10. Il résulte de tout ce qui précède que la requête d’appel de M. A est manifestement dépourvue de fondement. Dès lors, ses conclusions présentées à fin d’annulation et d’injonction sous astreinte peuvent être rejetées en application du dernier alinéa de l’article R. 222-1 du code de justice administrative. Il en va de même, par voie de conséquence, des conclusions tendant à l’application des dispositions de l’article L. 761-1 du code de justice administrative et du deuxième alinéa de l’article 37 de la loi du 10 juillet 1991.
O R D O N N E :
Article 1er : La requête M. A est rejetée.
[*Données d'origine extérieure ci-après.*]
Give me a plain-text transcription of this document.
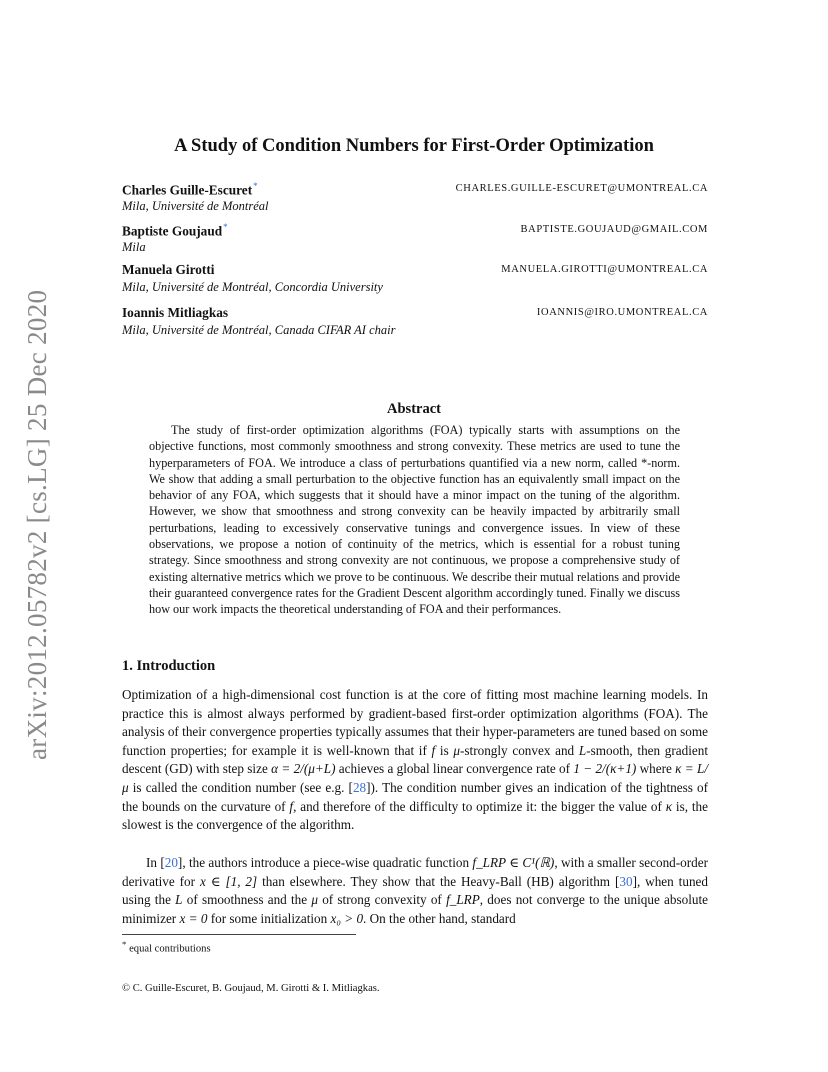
arXiv:2012.05782v2 [cs.LG] 25 Dec 2020
A Study of Condition Numbers for First-Order Optimization
Charles Guille-Escuret*	CHARLES.GUILLE-ESCURET@UMONTREAL.CA
Mila, Université de Montréal
Baptiste Goujaud*	BAPTISTE.GOUJAUD@GMAIL.COM
Mila
Manuela Girotti	MANUELA.GIROTTI@UMONTREAL.CA
Mila, Université de Montréal, Concordia University
Ioannis Mitliagkas	IOANNIS@IRO.UMONTREAL.CA
Mila, Université de Montréal, Canada CIFAR AI chair
Abstract
The study of first-order optimization algorithms (FOA) typically starts with assumptions on the objective functions, most commonly smoothness and strong convexity. These metrics are used to tune the hyperparameters of FOA. We introduce a class of perturbations quantified via a new norm, called *-norm. We show that adding a small perturbation to the objective function has an equivalently small impact on the behavior of any FOA, which suggests that it should have a minor impact on the tuning of the algorithm. However, we show that smoothness and strong convexity can be heavily impacted by arbitrarily small perturbations, leading to excessively conservative tunings and convergence issues. In view of these observations, we propose a notion of continuity of the metrics, which is essential for a robust tuning strategy. Since smoothness and strong convexity are not continuous, we propose a comprehensive study of existing alternative metrics which we prove to be continuous. We describe their mutual relations and provide their guaranteed convergence rates for the Gradient Descent algorithm accordingly tuned. Finally we discuss how our work impacts the theoretical understanding of FOA and their performances.
1. Introduction
Optimization of a high-dimensional cost function is at the core of fitting most machine learning models. In practice this is almost always performed by gradient-based first-order optimization algorithms (FOA). The analysis of their convergence properties typically assumes that their hyper-parameters are tuned based on some function properties; for example it is well-known that if f is μ-strongly convex and L-smooth, then gradient descent (GD) with step size α = 2/(μ+L) achieves a global linear convergence rate of 1 − 2/(κ+1) where κ = L/μ is called the condition number (see e.g. [28]). The condition number gives an indication of the tightness of the bounds on the curvature of f, and therefore of the difficulty to optimize it: the bigger the value of κ is, the slowest is the convergence of the algorithm.
In [20], the authors introduce a piece-wise quadratic function f_LRP ∈ C¹(ℝ), with a smaller second-order derivative for x ∈ [1, 2] than elsewhere. They show that the Heavy-Ball (HB) algorithm [30], when tuned using the L of smoothness and the μ of strong convexity of f_LRP, does not converge to the unique absolute minimizer x = 0 for some initialization x₀ > 0. On the other hand, standard
* equal contributions
© C. Guille-Escuret, B. Goujaud, M. Girotti & I. Mitliagkas.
Article 2 : La présente ordonnance sera notifiée à M. B A, à Me Chreifa Badji Ouali et au ministre de l’intérieur.
Copie en sera adressée au préfet de l’Hérault.
Fait à Toulouse, le 21 janvier 2025.
Le président,
signé
J.-F. MOUTTE
La République mande et ordonne au ministre de l’intérieur en ce qui le concerne ou à tous commissaires de justice à ce requis en ce qui concerne les voies de droit commun contre les parties privées, de pourvoir à l’exécution de la présente ordonnance.